Clearly a vital sector for voice search remains security. Searching voicemail alone when required is a major undertaking (not even the News of the World in its prime had the right technologies). Beyond this, media and broadcasting is surely a primary market. No one who drowned in the ocean of superlatives surrounding the London Olympics can doubt that heavyweight voice technologies of the sort that Aurix deploys will be as critical as the major investment put together by the BBC, partnering with MarkLogic, to put in the text-image-video handling platform that sat behind the BBC Sport website. And then we put together the fastest growing sector – monitoring and searching voice messages, recorded conversations and realtime calling in direct selling and customer service contexts. The productivity gains are as large as the range of uses is wide – checking compliance and script adherence, learning from common complaints, measuring call centre workloads, analysing trends in customer response etc etc.

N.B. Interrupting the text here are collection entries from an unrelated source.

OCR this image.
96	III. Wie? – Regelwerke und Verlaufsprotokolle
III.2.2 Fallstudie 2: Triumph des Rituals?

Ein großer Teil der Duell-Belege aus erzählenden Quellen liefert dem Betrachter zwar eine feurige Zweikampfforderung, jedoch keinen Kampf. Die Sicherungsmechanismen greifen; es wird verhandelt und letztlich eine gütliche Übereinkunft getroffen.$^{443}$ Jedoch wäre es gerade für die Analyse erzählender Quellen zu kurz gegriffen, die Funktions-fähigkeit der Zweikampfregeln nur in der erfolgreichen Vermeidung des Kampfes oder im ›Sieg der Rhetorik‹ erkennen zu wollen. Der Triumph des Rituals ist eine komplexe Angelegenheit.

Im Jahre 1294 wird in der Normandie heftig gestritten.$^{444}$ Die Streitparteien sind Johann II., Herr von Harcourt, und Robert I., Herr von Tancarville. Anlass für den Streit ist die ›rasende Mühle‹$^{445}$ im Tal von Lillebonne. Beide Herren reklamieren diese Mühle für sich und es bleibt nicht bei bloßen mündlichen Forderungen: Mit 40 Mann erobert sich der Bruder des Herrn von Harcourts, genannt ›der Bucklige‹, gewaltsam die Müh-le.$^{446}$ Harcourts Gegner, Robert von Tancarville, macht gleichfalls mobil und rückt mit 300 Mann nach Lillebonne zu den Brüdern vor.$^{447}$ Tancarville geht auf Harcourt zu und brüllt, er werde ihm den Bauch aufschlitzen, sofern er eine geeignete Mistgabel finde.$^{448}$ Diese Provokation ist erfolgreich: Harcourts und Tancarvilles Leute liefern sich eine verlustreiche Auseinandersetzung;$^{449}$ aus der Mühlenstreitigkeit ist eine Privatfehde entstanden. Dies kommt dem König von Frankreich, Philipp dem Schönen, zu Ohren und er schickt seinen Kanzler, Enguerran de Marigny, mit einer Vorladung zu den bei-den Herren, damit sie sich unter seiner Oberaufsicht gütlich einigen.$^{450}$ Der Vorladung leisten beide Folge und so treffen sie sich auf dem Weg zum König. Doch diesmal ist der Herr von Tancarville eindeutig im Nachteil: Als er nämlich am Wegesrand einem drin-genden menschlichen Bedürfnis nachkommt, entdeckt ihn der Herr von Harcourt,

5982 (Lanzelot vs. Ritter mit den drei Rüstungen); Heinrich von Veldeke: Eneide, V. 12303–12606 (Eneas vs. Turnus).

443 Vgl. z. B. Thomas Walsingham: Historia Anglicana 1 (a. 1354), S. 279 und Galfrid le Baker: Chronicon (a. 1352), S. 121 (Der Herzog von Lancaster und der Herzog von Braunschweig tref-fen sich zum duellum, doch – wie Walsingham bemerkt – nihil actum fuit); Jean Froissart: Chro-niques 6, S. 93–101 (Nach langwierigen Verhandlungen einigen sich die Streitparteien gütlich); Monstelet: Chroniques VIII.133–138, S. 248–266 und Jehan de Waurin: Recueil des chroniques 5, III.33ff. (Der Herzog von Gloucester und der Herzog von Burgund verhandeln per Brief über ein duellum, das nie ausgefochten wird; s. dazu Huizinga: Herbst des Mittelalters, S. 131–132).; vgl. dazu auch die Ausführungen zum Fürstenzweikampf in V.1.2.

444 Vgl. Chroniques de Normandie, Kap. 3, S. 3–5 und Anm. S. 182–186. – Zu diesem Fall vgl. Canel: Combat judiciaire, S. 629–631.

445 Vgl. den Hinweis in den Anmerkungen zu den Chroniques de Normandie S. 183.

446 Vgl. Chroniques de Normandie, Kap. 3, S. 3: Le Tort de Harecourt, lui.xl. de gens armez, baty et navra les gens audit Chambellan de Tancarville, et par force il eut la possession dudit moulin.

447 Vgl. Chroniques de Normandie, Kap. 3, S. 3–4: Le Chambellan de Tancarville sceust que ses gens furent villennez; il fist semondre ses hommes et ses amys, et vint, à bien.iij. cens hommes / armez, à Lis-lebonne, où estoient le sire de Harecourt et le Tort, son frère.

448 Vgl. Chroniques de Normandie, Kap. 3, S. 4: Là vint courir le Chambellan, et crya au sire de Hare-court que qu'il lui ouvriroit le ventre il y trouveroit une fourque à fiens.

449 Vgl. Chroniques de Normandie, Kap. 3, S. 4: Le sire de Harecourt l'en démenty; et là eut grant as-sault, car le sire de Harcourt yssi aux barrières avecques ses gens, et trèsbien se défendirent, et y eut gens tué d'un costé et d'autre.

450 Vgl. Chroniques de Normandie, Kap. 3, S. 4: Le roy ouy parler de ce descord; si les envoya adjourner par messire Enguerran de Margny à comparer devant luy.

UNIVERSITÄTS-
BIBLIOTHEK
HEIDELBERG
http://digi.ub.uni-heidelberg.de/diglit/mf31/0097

And there are two marketplaces where voice records, the ability to attach them to text records, and to search both at the same time, has always been important, even when it wasn’t possible. One is the law practice market, and the other is the health market. Here there are solid traditions of voice recording, but real productivity gains to be made (for example, in legal eDiscovery) by using effective voice search. BigHand are market leaders in legal dictation and have the exciting prospect before them of what seemed a limited market a few years ago now opening out in an interesting way to embrace technology change which will then move into education (voice reports?), surveying, engineering and then some of the science research disciplines. As a law database publisher in 1982, I now have the delightful prospect of seeing another wave come ashore in the same market with very similar productivity, and compliance, advantages.
So here then is a brief sketch of a demand-led digital voice revolution. In 2020 we will ask our screen for research results, and define if we want them by ear or by eye – bearing in mind that some of the results will be transcripted voice turned into text, and others will be text turned into speech. Around then we shall find the missing speech in this news story – and admire again the wonderful sentiments of the speaker.